Y porque el corazón en su deseo busca, también nuestro Federico García Lorca reconoce esa traslación:

“…se ha llenado de luces

mi corazón de seda,

de campanas perdidas,

de lirios y abejas,

y yo me iré muy lejos,

más allá de esas sierras,

más allá de los mares,

cerca de las estrellas,

para pedirle a Cristo

Señor que me devuelva

mi alma antigua de niño,

madura de leyendas,

con el gorro de plumas

y el sable de madera.”

Y, por terminar, un viejo san Agustín a lo Bukowsky, de vuelta ya de todo, vividor, maniqueo, gnóstico, permanente sufrimiento de su madre y amante del buen yantar, reconoce  en el capítulo X de sus Confesiones que no hay nada ni nadie más cercano que su Cristo:

“¡Tarde te amé, hermosura tan antigua y tan nueva, tarde te amé! Y he aquí que tú estabas dentro de mí y yo fuera, y por fuera te buscaba; y deforme como era, me lanzaba sobre estas cosas hermosas que tú creaste. Tú estabas conmigo, más yo no lo estaba contigo. Reteníanme lejos de ti aquellas cosas que, si no estuviesen en ti, no serían…”

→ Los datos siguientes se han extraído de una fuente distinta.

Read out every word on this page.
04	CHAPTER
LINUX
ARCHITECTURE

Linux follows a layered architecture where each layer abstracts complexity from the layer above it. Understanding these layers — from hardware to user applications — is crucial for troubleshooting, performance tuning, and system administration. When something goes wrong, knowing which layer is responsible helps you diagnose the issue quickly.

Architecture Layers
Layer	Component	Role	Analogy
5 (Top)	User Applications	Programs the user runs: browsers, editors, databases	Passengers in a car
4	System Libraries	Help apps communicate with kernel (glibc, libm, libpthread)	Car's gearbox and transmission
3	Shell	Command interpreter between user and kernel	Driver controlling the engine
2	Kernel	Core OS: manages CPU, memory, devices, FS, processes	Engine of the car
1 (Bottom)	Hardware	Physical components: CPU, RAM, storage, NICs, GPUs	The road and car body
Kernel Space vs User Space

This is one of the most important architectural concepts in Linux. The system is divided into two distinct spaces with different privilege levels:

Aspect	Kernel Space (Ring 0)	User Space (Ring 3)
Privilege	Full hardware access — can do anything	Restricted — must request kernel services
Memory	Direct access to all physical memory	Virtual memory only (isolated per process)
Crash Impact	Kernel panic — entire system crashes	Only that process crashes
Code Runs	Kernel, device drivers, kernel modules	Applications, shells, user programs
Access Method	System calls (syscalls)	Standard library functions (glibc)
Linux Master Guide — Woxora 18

Les invito a que no cierren el corazón a las preguntas que brotan en el dolor más insufrible y en la más fugaz de las alegrías. Pues sólo de este modo, la religiosidad puede ser razonable, pacífica, serena y no una pirotecnia de emociones, un ancestral modo de aburrir a las ovejas o una manipulación opiácea de las masas para que no denuncien las injusticias que claman al cielo. Nunca mejor dicho.